Interessante observatie, wist ik niet. Overigens, ook de term ‘woke’ komt uit die hoek. Maar die heeft wel een zegetocht in het Nederlands achter de rug.
Minder juist…, is een voetnoot. Niet dat het onderaan de pagina staat, maar wel dat het niet helemaal klopt wat er staat. Eerlijk dus! Volgende keer beter.

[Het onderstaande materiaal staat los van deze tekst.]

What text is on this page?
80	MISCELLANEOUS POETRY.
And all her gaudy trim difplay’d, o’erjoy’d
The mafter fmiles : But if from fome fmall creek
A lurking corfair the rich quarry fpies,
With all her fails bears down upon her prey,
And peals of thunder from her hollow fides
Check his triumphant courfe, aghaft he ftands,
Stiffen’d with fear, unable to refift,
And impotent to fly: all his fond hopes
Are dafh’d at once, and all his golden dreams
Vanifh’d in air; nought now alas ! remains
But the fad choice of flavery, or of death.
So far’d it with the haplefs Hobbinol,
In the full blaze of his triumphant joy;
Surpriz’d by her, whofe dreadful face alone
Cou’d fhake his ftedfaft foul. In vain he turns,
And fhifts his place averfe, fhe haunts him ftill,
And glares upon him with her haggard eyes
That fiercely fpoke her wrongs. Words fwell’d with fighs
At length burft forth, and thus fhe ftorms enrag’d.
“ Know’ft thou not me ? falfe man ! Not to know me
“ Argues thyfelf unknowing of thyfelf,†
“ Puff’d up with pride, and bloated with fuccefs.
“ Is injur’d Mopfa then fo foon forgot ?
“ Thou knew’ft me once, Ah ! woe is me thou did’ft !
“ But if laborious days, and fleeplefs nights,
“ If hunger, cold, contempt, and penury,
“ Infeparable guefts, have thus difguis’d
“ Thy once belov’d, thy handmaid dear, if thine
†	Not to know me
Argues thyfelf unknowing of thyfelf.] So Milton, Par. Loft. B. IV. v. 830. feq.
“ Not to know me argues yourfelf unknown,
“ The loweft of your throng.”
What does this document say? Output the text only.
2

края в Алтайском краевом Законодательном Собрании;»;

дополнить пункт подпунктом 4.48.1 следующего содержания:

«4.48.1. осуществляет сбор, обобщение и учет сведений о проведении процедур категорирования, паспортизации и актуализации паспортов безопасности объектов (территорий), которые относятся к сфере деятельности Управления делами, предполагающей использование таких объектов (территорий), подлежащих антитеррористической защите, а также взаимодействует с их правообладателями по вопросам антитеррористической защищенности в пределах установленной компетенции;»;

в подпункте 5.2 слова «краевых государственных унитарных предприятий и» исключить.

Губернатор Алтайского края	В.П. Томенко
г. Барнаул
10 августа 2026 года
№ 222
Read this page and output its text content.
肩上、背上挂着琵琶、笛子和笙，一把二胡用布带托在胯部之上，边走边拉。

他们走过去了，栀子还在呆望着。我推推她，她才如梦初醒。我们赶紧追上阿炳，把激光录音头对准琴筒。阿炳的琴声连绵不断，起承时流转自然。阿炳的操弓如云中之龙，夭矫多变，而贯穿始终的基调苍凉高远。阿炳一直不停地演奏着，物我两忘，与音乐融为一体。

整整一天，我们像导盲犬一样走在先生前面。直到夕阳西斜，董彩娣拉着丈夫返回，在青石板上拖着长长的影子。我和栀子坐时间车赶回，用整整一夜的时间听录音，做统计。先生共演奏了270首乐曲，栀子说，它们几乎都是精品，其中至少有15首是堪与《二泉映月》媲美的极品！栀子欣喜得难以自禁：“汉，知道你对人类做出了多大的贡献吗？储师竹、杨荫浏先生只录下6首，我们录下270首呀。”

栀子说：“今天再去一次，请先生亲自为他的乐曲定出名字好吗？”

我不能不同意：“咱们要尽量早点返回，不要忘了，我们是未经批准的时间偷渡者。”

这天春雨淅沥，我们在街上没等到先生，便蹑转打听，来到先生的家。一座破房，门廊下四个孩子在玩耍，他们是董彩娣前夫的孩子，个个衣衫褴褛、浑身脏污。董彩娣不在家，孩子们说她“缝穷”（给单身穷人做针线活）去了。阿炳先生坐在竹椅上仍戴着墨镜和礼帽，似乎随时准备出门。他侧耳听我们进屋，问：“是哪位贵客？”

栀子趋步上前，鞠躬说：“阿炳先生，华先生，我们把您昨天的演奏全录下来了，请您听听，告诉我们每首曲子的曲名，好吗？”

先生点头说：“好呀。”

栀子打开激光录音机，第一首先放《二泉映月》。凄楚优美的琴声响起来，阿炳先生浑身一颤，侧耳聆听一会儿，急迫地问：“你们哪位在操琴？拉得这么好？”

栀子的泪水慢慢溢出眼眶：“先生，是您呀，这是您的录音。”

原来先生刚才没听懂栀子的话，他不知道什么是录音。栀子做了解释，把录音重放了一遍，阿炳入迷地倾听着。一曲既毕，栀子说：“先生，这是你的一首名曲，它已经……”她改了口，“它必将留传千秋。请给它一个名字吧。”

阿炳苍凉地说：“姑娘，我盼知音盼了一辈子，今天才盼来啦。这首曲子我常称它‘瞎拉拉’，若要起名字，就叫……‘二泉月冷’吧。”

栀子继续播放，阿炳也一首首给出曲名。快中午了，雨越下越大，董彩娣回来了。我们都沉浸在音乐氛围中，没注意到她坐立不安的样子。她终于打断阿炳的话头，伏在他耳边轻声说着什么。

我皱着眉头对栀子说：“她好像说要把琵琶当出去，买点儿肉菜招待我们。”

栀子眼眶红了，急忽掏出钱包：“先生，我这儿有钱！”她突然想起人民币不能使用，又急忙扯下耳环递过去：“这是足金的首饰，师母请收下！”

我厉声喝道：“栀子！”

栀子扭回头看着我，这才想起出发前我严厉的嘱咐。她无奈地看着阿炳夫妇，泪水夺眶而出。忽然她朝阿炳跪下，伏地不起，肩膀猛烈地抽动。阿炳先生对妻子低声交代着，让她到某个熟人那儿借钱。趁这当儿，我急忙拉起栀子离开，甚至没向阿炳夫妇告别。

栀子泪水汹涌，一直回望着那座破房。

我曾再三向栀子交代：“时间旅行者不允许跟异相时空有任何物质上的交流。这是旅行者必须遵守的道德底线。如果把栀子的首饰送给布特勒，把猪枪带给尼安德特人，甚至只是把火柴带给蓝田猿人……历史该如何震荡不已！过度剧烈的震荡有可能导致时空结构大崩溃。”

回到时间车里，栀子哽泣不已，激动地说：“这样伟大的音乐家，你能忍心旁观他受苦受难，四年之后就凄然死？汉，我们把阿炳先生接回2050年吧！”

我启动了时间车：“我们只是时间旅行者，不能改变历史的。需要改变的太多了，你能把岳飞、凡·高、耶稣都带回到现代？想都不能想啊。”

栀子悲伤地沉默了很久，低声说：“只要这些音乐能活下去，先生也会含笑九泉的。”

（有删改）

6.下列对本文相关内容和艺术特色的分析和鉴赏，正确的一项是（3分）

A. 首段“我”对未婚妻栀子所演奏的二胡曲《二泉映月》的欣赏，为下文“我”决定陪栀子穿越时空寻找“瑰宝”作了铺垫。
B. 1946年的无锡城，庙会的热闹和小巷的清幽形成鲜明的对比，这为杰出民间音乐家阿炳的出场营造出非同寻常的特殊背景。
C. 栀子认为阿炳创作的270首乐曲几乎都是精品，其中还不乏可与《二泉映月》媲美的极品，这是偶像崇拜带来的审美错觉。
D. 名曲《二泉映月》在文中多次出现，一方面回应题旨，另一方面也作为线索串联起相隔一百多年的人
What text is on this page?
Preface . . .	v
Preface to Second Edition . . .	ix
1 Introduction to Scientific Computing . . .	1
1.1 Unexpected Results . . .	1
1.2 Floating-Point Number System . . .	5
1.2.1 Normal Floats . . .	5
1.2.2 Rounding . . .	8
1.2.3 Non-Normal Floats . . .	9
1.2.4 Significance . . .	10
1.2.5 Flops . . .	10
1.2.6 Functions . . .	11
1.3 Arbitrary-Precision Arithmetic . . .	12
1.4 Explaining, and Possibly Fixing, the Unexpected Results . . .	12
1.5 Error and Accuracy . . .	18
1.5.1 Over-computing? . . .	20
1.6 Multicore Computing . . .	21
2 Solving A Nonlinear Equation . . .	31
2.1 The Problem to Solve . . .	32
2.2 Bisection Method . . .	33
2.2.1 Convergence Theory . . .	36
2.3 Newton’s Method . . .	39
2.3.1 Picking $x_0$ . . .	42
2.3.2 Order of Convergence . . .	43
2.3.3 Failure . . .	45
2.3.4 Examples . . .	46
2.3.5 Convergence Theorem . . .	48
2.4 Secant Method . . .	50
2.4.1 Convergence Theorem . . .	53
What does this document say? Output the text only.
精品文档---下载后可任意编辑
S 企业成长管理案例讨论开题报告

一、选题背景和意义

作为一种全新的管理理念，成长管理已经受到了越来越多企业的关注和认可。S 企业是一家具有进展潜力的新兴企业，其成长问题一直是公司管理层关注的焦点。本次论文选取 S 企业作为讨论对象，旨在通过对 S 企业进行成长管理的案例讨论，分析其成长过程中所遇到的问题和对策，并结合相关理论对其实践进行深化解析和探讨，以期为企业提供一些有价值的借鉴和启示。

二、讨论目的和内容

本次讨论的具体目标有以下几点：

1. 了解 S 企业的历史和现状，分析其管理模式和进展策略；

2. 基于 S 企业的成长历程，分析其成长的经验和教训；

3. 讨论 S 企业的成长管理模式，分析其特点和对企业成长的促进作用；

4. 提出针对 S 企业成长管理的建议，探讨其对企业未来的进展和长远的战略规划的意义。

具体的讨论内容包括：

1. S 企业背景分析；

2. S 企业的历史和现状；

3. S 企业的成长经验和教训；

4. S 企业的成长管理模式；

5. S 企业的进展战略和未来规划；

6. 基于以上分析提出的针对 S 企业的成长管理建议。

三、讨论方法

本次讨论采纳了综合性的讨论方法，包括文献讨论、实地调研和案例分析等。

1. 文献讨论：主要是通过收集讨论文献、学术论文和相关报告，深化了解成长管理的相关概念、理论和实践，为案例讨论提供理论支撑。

Ik ken aflasten ook niet, wel aflassen: Ze moesten de wedstrijd aflassen. Wat betreft dat werkwoord haten nog het volgende. Mijn jongste dochter hoor ik vaak zeggen Wat zit je te haten? als ik iets opmerk wat haar niet zo bevalt. Het is altijd de combinatie zitten + haten en de betekenis kan afhankelijk van de situatie een heel scala van gradaties hebben in tegenstelling tot het werkwoord haten alleen. De vraag kan ook louter retorisch zijn in een context waarin slechts van een zeer gering verschil van mening sprake is.
Heel relevant. De woorden woord ‘haat’ (als in ‘haatspraak’) en ‘hate’ (als in ‘hate speech’) komen de jongste jaren zo obsessief in het publieke discours dat het haast niet anders kan of jongeren gaan met die woorden nieuwe dingen doen.